Sentinel-Node Metastasis in Melanoma: Completion Dissection or Observation

Original Article
Completion Dissection or Observation for Sentinel-Node Metastasis in Melanoma

Mark B. Faries, M.D., John F. Thompson, M.D., Alistair J. Cochran, M.D., Robert H. Andtbacka, M.D., Nicola Mozzillo, M.D., Jonathan S. Zager, M.D., Tiina Jahkola, M.D., Ph.D., Tawnya L. Bowles, M.D., Alessandro Testori, M.D., Peter D. Beitsch, M.D., Harald J. Hoekstra, M.D., Ph.D., Marc Moncrieff, M.D., Christian Ingvar, M.D., Ph.D., Michel W.J.M. Wouters, M.D., Ph.D., Michael S. Sabel, M.D., Edward A. Levine, M.D., Doreen Agnese, M.D., Michael Henderson, M.D., Reinhard Dummer, M.D., Carlo R. Rossi, M.D., Rogerio I. Neves, M.D., Steven D. Trocha, M.D., Frances Wright, M.D., David R. Byrd, M.D., Maurice Matter, M.D., Eddy Hsueh, M.D., Alastair MacKenzie-Ross, M.D., Douglas B. Johnson, M.D., Patrick Terheyden, M.D., Adam C. Berger, M.D., Tara L. Huston, M.D., Jeffrey D. Wayne, M.D., B. Mark Smithers, M.B., B.S., Heather B. Neuman, M.D., Schlomo Schneebaum, M.D., Jeffrey E. Gershenwald, M.D., Charlotte E. Ariyan, M.D., Ph.D., Darius C. Desai, M.D., Lisa Jacobs, M.D., Kelly M. McMasters, M.D., Ph.D., Anja Gesierich, M.D., Peter Hersey, M.D., Ph.D., Steven D. Bines, M.D., John M. Kane, M.D., Richard J. Barth, M.D., Gregory McKinnon, M.D., Jeffrey M. Farma, M.D., Erwin Schultz, M.D., Sergi Vidal-Sicart, M.D., Ph.D., Richard A. Hoefer, D.O., James M. Lewis, M.D., Randall Scheri, M.D., Mark C. Kelley, M.D., Omgo E. Nieweg, M.D., Ph.D., R. Dirk Noyes, M.D., Dave S.B. Hoon, Ph.D., He-Jing Wang, M.D., David A. Elashoff, Ph.D., and Robert M. Elashoff, Ph.D.

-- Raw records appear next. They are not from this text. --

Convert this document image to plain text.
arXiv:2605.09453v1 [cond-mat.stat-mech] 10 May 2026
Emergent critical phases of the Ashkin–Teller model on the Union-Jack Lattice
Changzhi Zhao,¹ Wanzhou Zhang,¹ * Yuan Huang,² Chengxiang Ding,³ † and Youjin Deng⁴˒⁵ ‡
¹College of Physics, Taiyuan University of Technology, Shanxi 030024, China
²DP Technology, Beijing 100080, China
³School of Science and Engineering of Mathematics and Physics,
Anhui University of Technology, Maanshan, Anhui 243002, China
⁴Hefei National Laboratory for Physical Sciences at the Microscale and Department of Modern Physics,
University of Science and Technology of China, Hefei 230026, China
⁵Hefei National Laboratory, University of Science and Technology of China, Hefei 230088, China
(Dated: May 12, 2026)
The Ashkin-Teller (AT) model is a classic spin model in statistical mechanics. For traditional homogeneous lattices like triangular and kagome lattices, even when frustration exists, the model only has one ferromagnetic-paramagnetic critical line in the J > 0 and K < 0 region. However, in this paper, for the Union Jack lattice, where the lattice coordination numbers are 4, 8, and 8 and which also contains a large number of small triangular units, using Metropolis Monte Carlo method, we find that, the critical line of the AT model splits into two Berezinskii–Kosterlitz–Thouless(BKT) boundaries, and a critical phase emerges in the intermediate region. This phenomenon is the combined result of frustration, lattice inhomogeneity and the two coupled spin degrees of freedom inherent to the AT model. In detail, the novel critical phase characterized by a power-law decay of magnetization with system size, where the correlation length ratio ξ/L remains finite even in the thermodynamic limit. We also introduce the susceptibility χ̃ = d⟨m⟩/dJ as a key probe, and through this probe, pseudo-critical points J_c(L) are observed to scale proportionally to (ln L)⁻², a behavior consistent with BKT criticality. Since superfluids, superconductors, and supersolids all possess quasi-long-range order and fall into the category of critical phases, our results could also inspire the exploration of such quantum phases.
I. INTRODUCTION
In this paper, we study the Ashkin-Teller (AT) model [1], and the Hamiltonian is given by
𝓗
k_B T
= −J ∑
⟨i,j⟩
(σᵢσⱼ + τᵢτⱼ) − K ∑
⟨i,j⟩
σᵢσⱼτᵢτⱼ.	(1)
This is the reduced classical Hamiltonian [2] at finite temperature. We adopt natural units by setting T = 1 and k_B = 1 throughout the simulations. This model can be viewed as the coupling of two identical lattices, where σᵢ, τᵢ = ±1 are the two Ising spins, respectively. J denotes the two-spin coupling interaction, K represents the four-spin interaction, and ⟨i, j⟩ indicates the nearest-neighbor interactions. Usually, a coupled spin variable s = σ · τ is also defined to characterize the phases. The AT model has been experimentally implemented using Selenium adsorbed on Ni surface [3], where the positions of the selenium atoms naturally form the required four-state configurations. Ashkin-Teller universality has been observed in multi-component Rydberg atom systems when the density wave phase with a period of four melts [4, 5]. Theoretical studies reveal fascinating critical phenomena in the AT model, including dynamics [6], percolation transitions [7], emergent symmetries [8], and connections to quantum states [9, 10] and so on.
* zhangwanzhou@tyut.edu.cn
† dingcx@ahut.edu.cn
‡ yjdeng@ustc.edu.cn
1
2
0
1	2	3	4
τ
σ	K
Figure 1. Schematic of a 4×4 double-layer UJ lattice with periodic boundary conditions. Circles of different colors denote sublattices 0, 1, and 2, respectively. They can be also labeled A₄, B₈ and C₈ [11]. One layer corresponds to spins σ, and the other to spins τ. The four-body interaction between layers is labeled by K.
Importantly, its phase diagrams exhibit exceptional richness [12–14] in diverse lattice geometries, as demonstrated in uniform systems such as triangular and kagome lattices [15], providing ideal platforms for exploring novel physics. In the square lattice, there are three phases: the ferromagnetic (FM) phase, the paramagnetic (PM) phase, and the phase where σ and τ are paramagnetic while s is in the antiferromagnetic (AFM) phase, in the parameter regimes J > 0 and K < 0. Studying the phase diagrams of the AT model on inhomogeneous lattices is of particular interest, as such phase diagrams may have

N Engl J Med 2017; 376:2211-2222June 8, 2017DOI: 10.1056/NEJMoa1613210

Background

Sentinel-lymph-node biopsy is associated with increased melanoma-specific survival (i.e., survival until death from melanoma) among patients with node-positive intermediate-thickness melanomas (1.2 to 3.5 mm). The value of completion lymph-node dissection for patients with sentinel-node metastases is not clear.
Methods

In an international trial, we randomly assigned patients with sentinel-node metastases detected by means of standard pathological assessment or a multimarker molecular assay to immediate completion lymph-node dissection (dissection group) or nodal observation with ultrasonography (observation group). The primary end point was melanoma-specific survival. Secondary end points included disease-free survival and the cumulative rate of nonsentinel-node metastasis.
Results

Immediate completion lymph-node dissection was not associated with increased melanoma-specific survival among 1934 patients with data that could be evaluated in an intention-to-treat analysis or among 1755 patients in the per-protocol analysis. In the per-protocol analysis, the mean (±SE) 3-year rate of melanoma-specific survival was similar in the dissection group and the observation group (86±1.3% and 86±1.2%, respectively; P=0.42 by the log-rank test) at a median follow-up of 43 months. The rate of disease-free survival was slightly higher in the dissection group than in the observation group (68±1.7% and 63±1.7%, respectively; P=0.05 by the log-rank test) at 3 years, based on an increased rate of disease control in the regional nodes at 3 years (92±1.0% vs. 77±1.5%; P<0.001 by the log-rank test); these results must be interpreted with caution. Nonsentinel-node metastases, identified in 11.5% of the patients in the dissection group, were a strong, independent prognostic factor for recurrence (hazard ratio, 1.78; P=0.005). Lymphedema was observed in 24.1% of the patients in the dissection group and in 6.3% of those in the observation group.
Conclusions

Immediate completion lymph-node dissection increased the rate of regional disease control and provided prognostic information but did not increase melanoma-specific survival among patients with melanoma and sentinel-node metastases. (Funded by the National Cancer Institute and others; MSLT-II ClinicalTrials.gov number, NCT00297895.